Bronze sculpture of Franklin D. Roosevelt by Jo Davidson
The culmination of the Four Freedoms Park is a bust of FDR that appears to float up from a granite chair. A stretch of the imagination might recall the president’s confinement to a wheelchair, but it’s better seen as a careful contrast between Kahn’s formidable block framing and the naturalist realism of the sculpture by Jo Davidson. (Although it’s worth pointing out that there is some irony in the fact that not all of the memorial is accessible to the disabled.)

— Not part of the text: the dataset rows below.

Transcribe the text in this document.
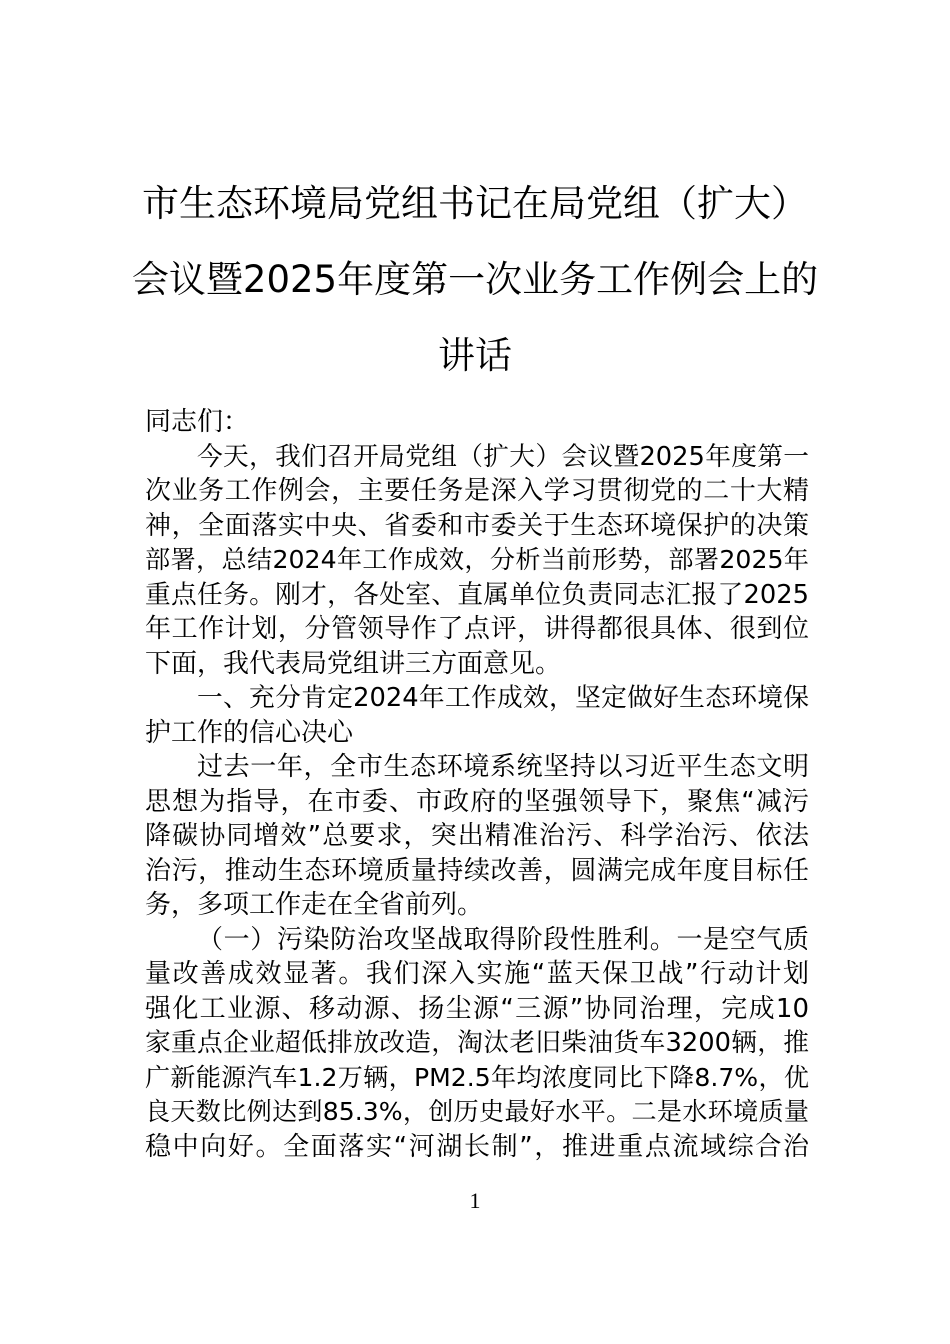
市生态环境局党组书记在局党组（扩大）
会议暨2025年度第一次业务工作例会上的
讲话
同志们：
今天，我们召开局党组（扩大）会议暨2025年度第一
次业务工作例会，主要任务是深入学习贯彻党的二十大精
神，全面落实中央、省委和市委关于生态环境保护的决策
部署，总结2024年工作成效，分析当前形势，部署2025年
重点任务。刚才，各处室、直属单位负责同志汇报了2025
年工作计划，分管领导作了点评，讲得都很具体、很到位
下面，我代表局党组讲三方面意见。
一、充分肯定2024年工作成效，坚定做好生态环境保
护工作的信心决心
过去一年，全市生态环境系统坚持以习近平生态文明
思想为指导，在市委、市政府的坚强领导下，聚焦“减污
降碳协同增效”总要求，突出精准治污、科学治污、依法
治污，推动生态环境质量持续改善，圆满完成年度目标任
务，多项工作走在全省前列。
（一）污染防治攻坚战取得阶段性胜利。一是空气质
量改善成效显著。我们深入实施“蓝天保卫战”行动计划
强化工业源、移动源、扬尘源“三源”协同治理，完成10
家重点企业超低排放改造，淘汰老旧柴油货车3200辆，推
广新能源汽车1.2万辆，PM2.5年均浓度同比下降8.7%，优
良天数比例达到85.3%，创历史最好水平。二是水环境质量
稳中向好。全面落实“河湖长制”，推进重点流域综合治
1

Not part of Kahn’s design, the bronze head was sculpted after a model made in 1933 by Davidson as he trailed the president around the White House. Davidson was prolific in portraiture and renowned for putting his sitters at ease, who also included Charles Lindbergh, Helen Keller, Albert Einstein, Gandhi, and Gertrude Stein. The statue literally puts a face on the memorial, detracting a little from Kahn’s concentration on geometry, and although I think the park could have stood without it, it does add something approachable if all those granite blocks feel too heavy.

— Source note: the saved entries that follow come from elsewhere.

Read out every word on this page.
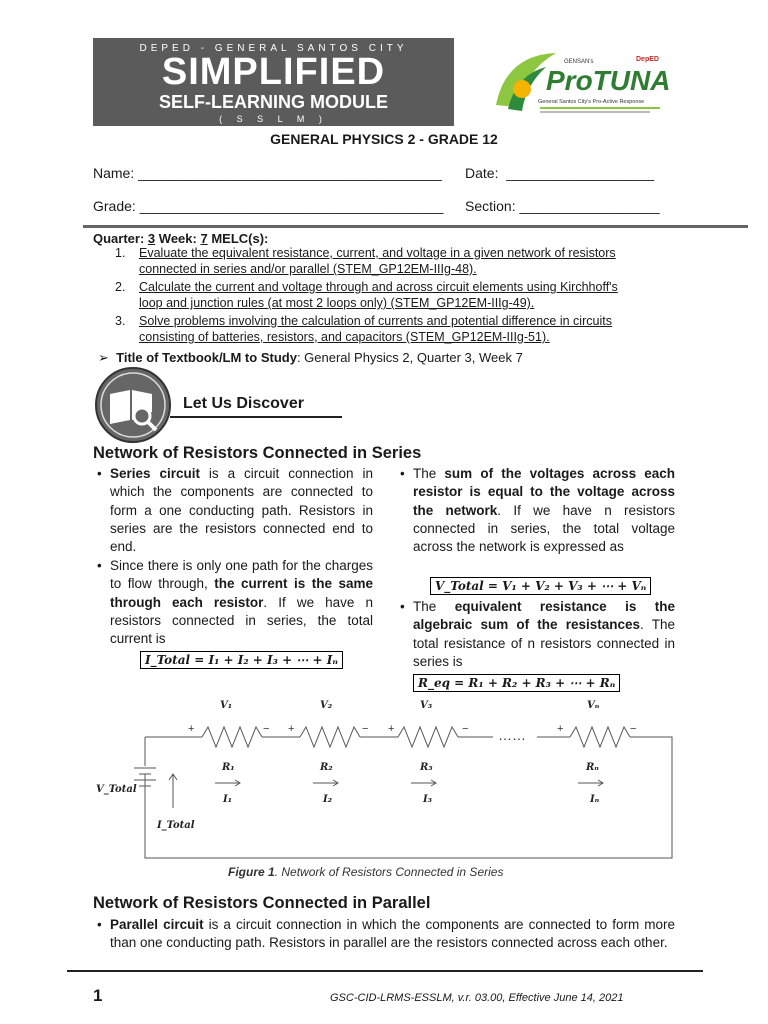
DEPED - GENERAL SANTOS CITY
SIMPLIFIED
SELF-LEARNING MODULE
( S S L M )
GENSAN's	DepED
ProTUNA
General Santos City's Pro-Active Response
GENERAL PHYSICS 2 - GRADE 12
Name: _______________________________________ Date: ___________________
Grade: _______________________________________ Section: __________________
Quarter: 3 Week: 7 MELC(s):
1. Evaluate the equivalent resistance, current, and voltage in a given network of resistors
connected in series and/or parallel (STEM_GP12EM-IIIg-48).
2. Calculate the current and voltage through and across circuit elements using Kirchhoff's
loop and junction rules (at most 2 loops only) (STEM_GP12EM-IIIg-49).
3. Solve problems involving the calculation of currents and potential difference in circuits
consisting of batteries, resistors, and capacitors (STEM_GP12EM-IIIg-51).
➢ Title of Textbook/LM to Study: General Physics 2, Quarter 3, Week 7
Let Us Discover
Network of Resistors Connected in Series
• Series circuit is a circuit connection in which the components are connected to form a one conducting path. Resistors in series are the resistors connected end to end.
• Since there is only one path for the charges to flow through, the current is the same through each resistor. If we have n resistors connected in series, the total current is
I_Total = I₁ + I₂ + I₃ + ⋯ + Iₙ
• The sum of the voltages across each resistor is equal to the voltage across the network. If we have n resistors connected in series, the total voltage across the network is expressed as
V_Total = V₁ + V₂ + V₃ + ⋯ + Vₙ
• The equivalent resistance is the algebraic sum of the resistances. The total resistance of n resistors connected in series is
R_eq = R₁ + R₂ + R₃ + ⋯ + Rₙ
V₁	V₂	V₃	Vₙ
R₁	R₂	R₃	Rₙ
I₁	I₂	I₃	Iₙ
V_Total
I_Total
+	− +	− +	−	+	−
……
Figure 1. Network of Resistors Connected in Series
Network of Resistors Connected in Parallel
• Parallel circuit is a circuit connection in which the components are connected to form more than one conducting path. Resistors in parallel are the resistors connected across each other.
1	GSC-CID-LRMS-ESSLM, v.r. 03.00, Effective June 14, 2021
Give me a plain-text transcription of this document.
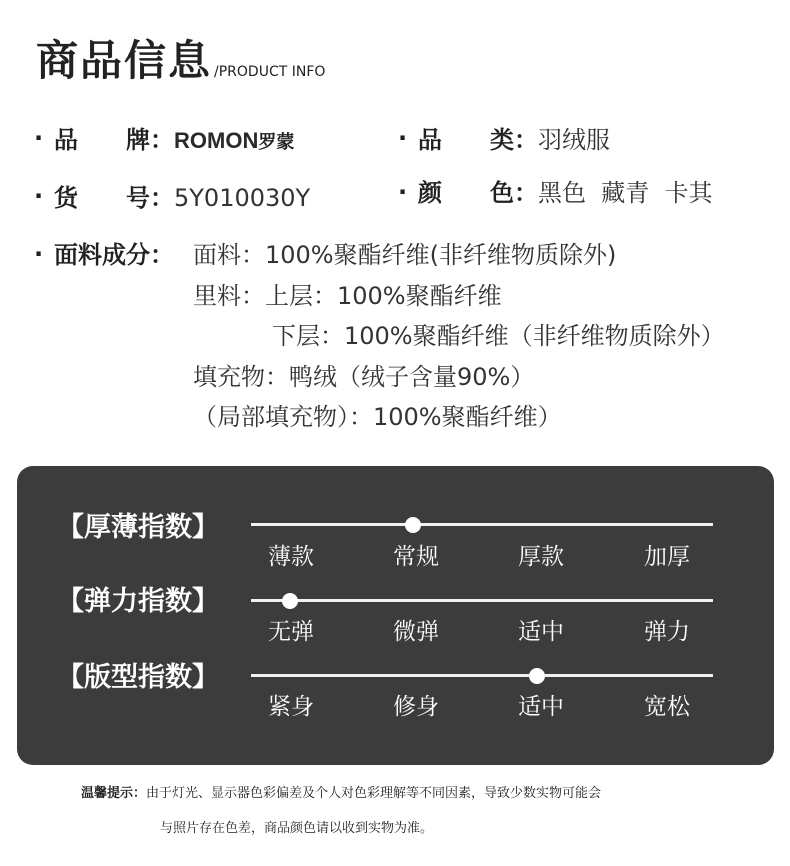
商品信息 /PRODUCT INFO
· 品　　牌：ROMON罗蒙	· 品　　类：羽绒服
· 货　　号：5Y010030Y	· 颜　　色：黑色  藏青  卡其
· 面料成分： 面料：100%聚酯纤维(非纤维物质除外)
里料：上层：100%聚酯纤维
下层：100%聚酯纤维（非纤维物质除外）
填充物：鸭绒（绒子含量90%）
（局部填充物）：100%聚酯纤维）
【厚薄指数】
薄款	常规	厚款	加厚
【弹力指数】
无弹	微弹	适中	弹力
【版型指数】
紧身	修身	适中	宽松
温馨提示：由于灯光、显示器色彩偏差及个人对色彩理解等不同因素，导致少数实物可能会
与照片存在色差，商品颜色请以收到实物为准。
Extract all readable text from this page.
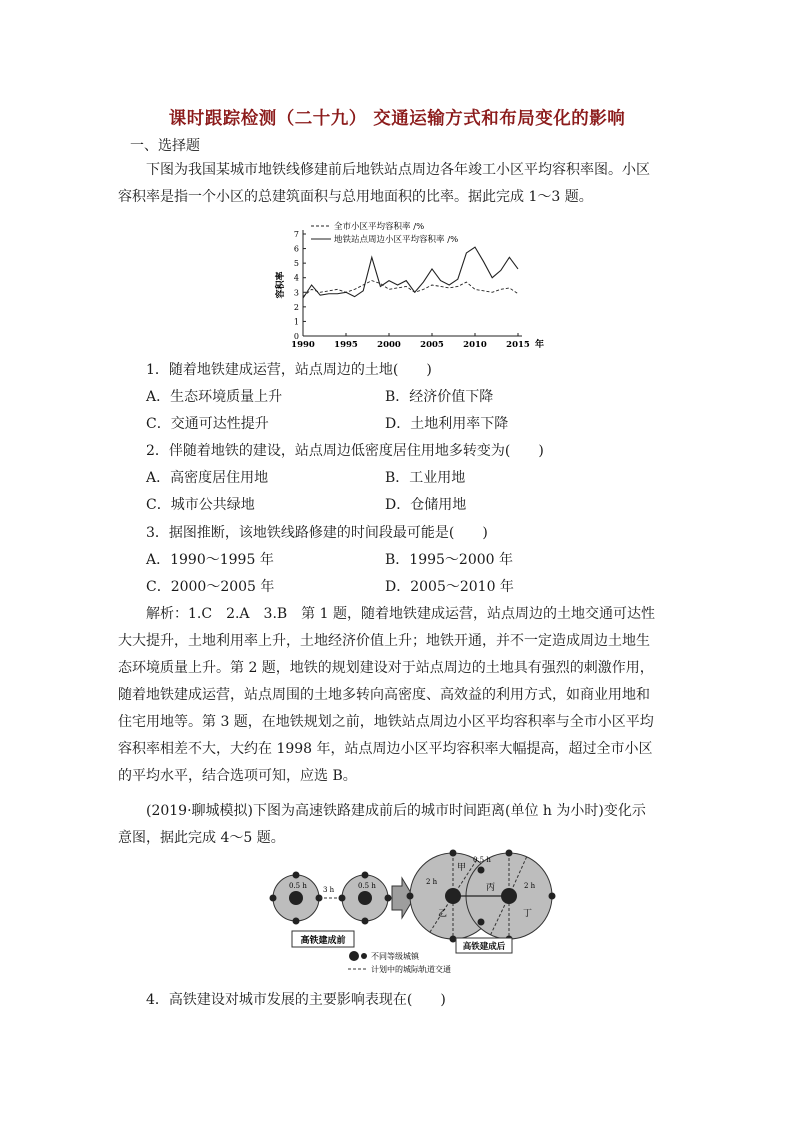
课时跟踪检测（二十九） 交通运输方式和布局变化的影响
一、选择题

下图为我国某城市地铁线修建前后地铁站点周边各年竣工小区平均容积率图。小区容积率是指一个小区的总建筑面积与总用地面积的比率。据此完成 1～3 题。

0
1
2
3
4
5
6
7
1990 1995 2000 2005 2010 2015 年
容积率
全市小区平均容积率 /%
地铁站点周边小区平均容积率 /%
1．随着地铁建成运营，站点周边的土地(　　)
A．生态环境质量上升	B．经济价值下降
C．交通可达性提升	D．土地利用率下降
2．伴随着地铁的建设，站点周边低密度居住用地多转变为(　　)
A．高密度居住用地	B．工业用地
C．城市公共绿地	D．仓储用地
3．据图推断，该地铁线路修建的时间段最可能是(　　)
A．1990～1995 年	B．1995～2000 年
C．2000～2005 年	D．2005～2010 年

解析：1.C　2.A　3.B　第 1 题，随着地铁建成运营，站点周边的土地交通可达性大大提升，土地利用率上升，土地经济价值上升；地铁开通，并不一定造成周边土地生态环境质量上升。第 2 题，地铁的规划建设对于站点周边的土地具有强烈的刺激作用，随着地铁建成运营，站点周围的土地多转向高密度、高效益的利用方式，如商业用地和住宅用地等。第 3 题，在地铁规划之前，地铁站点周边小区平均容积率与全市小区平均容积率相差不大，大约在 1998 年，站点周边小区平均容积率大幅提高，超过全市小区的平均水平，结合选项可知，应选 B。

(2019·聊城模拟)下图为高速铁路建成前后的城市时间距离(单位 h 为小时)变化示意图，据此完成 4～5 题。

0.5 h 3 h	0.5 h
高铁建成前
0.5 h
2 h	2 h
甲
乙
丙
丁
高铁建成后
不同等级城镇
计划中的城际轨道交通
4．高铁建设对城市发展的主要影响表现在(　　)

View from the end of the FDR Four Freedoms Park
The choice to honor Roosevelt in this particular location goes back to when Roosevelt Island had the unappealing name of “Welfare Island,” adopted in 1921 as an intended improvement over the previous name, Blackwell Island. The island was then best known for its mental asylums, quarantine hospitals, and prisons, but NYC Mayor John Lindsay imagined it as an attractive residential community, and what better name than that of one of the most popular presidents of the 20th century? To go along with its new moniker, Lindsay advocated including a memorial to Roosevelt that “would face the sea he loved, the Atlantic he bridged, the Europe he helped to save, the United Nations he inspired.”

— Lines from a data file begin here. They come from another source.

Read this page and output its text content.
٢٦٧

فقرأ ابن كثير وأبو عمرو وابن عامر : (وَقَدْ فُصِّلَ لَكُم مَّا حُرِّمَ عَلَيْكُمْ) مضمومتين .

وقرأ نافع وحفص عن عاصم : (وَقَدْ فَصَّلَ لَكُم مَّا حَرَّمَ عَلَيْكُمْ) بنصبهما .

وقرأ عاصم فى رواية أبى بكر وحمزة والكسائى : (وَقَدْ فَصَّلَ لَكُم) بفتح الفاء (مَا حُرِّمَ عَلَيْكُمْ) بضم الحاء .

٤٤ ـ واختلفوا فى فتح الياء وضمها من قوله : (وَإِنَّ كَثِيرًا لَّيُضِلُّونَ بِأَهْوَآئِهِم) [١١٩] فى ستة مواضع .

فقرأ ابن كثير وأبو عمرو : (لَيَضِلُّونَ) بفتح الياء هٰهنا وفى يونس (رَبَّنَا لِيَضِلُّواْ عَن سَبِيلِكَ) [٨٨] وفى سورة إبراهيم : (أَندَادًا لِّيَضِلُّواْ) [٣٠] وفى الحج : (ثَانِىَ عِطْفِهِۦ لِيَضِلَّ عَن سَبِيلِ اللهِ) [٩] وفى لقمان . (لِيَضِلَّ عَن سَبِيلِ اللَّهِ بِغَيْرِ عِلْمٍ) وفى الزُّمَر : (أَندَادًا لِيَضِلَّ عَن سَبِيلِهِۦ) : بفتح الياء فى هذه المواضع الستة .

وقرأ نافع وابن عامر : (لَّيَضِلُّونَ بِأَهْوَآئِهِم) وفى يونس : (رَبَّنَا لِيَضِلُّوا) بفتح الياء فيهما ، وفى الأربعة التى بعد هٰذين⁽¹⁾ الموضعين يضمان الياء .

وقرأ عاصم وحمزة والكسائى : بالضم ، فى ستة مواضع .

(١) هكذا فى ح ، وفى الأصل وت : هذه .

Text from “Four Freedoms” speech
The “Four Freedoms” of the park is a reference to Roosevelt’s stirring 1941 speech, in which he looked to the future of “a world founded upon four essential human freedoms: ‘freedom of speech and expression,’ ‘freedom of every person to worship God in his own way,’ ‘freedom of want,’ and ‘freedom from fear.’” An extract of the speech laying out these freedoms is etched into the back of the granite enclosing the bronze head and is the only explanatory text in the park, which is otherwise free from anything didactic and leaves you to your own thoughts.

FDR Four Freedoms Park

FDR Four Freedoms Park
It will be interesting to see how the public interacts with Four Freedoms Park, as it is not exactly a typical park (no food or drinks other than water allowed, and definitely no sprawling on the pristine grass or throwing a frisbee across the granite embankments), nor is it a somber memorial like those to other presidents in DC, with their columns and obelisks that suggest mausoleums. It’s a place that only asks for some mental silence, and, while transporting, maintains a directness and connection to its surroundings.
Besides Kahn’s other buildings, which aren’t numerous for an architect of his magnitude (as sometimes happens when your work is as much modernist sculpture as structure), it shares something with places such as the Walter Benjamin memorial in Spain, a haunting bronze portal embedded into a cliff in Portbou near where the philosopher killed himself during World War II to avoid the concentration camps. The Benjamin memorial has a dark passage leading down to a pane of glass facing the waves; steps at Four Freedoms Park seem to lead you into a reflecting pool just before the East River. Although much less harrowing, the experience is still a bit surreal, and contributes to the overall introspection composed by Kahn’s memorial to the president who governed the country through some of the most torrential moments of the 20th century, from the Great Depression to World War II.
The Franklin D. Roosevelt Four Freedoms Park is on the southern point of Roosevelt Island and opened to the public on October 24.